# 从Hub加载模型

[![查看源文件](https://gitee.com/mindspore/docs/raw/r1.6/resource/_static/logo_source.png)](https://gitee.com/mindspore/docs/blob/r1.6/docs/hub/docs/source_zh_cn/loading_model_from_hub.md)

## 概述

对于个人开发者来说，从零开始训练一个较好模型，需要大量的标注完备的数据、足够的计算资源和大量训练调试时间。使得模型训练非常消耗资源，提升了AI开发的门槛，针对以上问题，MindSpore Hub提供了很多训练完成的模型权重文件，可以使得开发者在拥有少量数据的情况下，只需要花费少量训练时间，即可快速训练出一个较好的模型。

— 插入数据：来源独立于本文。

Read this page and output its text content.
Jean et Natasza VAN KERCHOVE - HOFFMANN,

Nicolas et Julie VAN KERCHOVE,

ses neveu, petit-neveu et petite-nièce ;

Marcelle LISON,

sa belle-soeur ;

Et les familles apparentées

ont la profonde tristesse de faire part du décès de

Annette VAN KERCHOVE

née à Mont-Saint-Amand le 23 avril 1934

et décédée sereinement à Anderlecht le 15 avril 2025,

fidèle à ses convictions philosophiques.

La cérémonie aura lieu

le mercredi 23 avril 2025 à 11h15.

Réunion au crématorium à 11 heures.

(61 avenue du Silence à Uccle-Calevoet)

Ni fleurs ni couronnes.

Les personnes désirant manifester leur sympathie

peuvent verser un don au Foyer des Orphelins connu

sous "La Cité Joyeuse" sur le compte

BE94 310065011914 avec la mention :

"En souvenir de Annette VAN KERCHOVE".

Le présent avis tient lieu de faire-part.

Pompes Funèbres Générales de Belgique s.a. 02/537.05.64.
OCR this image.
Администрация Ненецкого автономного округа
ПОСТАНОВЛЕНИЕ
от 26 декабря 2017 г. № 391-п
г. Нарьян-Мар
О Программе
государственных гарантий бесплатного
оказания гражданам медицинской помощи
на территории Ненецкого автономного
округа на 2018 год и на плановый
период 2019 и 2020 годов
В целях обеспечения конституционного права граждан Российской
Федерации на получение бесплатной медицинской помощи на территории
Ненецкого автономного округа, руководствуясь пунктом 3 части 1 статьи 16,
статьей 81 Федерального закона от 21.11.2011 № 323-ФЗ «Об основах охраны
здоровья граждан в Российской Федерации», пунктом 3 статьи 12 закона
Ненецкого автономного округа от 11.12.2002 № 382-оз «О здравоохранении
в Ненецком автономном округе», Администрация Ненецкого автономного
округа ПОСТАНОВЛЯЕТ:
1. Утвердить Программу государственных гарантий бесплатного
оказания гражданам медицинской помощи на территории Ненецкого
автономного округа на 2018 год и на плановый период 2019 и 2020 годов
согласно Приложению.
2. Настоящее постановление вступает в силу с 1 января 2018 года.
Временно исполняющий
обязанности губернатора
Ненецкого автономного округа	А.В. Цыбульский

本文档从推理验证和迁移学习两种用途，展示使用MindSpore Hub提供的模型，用少量数据快速完成训练得到较好的模型。

## 用于推理验证

`mindspore_hub.load` API用于加载预训练模型，可以实现一行代码完成模型的加载。主要的模型加载流程如下：

1. 在[MindSpore Hub官网](https://www.mindspore.cn/resources/hub)上搜索感兴趣的模型。

    例如，想使用GoogleNet对CIFAR-10数据集进行分类，可以在MindSpore Hub官网上使用关键词`GoogleNet`进行搜索。页面将会返回与GoogleNet相关的所有模型。进入相关模型页面之后，获得详情页`url`。

2. 使用`url`完成模型的加载，示例代码如下：

    ```python
    import mindspore_hub as mshub
    import mindspore
    from mindspore import context, Tensor, nn, Model
    from mindspore import dtype as mstype
    import mindspore.dataset.vision.py_transforms as py_transforms

    context.set_context(mode=context.GRAPH_MODE,
                            device_target="Ascend",
                            device_id=0)

    model = "mindspore/ascend/0.7/googlenet_v1_cifar10"

    # Initialize the number of classes based on the pre-trained model.
    network = mshub.load(model, num_classes=10)
    network.set_train(False)

    # ...

    ```

3. 完成模型加载后，可以使用MindSpore进行推理，参考[推理模型总览](https://www.mindspore.cn/docs/programming_guide/zh-CN/r1.6/multi_platform_inference.html)。

## 用于迁移学习

通过`mindspore_hub.load`完成模型加载后，可以增加一个额外的参数项只加载神经网络的特征提取部分，这样我们就能很容易地在之后增加一些新的层进行迁移学习。当模型开发者将额外的参数（例如 `include_top`）添加到模型构造中时，可以在模型的详情页中找到这个功能。`include_top`取值为True或者False，表示是否保留顶层的全连接网络。*

下面我们以[MobileNetV2](https://gitee.com/mindspore/mindspore/tree/r1.0/model_zoo/official/cv/mobilenetv2)为例，说明如何加载一个基于OpenImage的预训练模型，并在特定的子任务数据集上进行迁移学习（重训练）。主要的步骤如下：

1. 在[MindSpore Hub官网](https://www.mindspore.cn/resources/hub/)上搜索感兴趣的模型，并从网站上获取特定的`url`。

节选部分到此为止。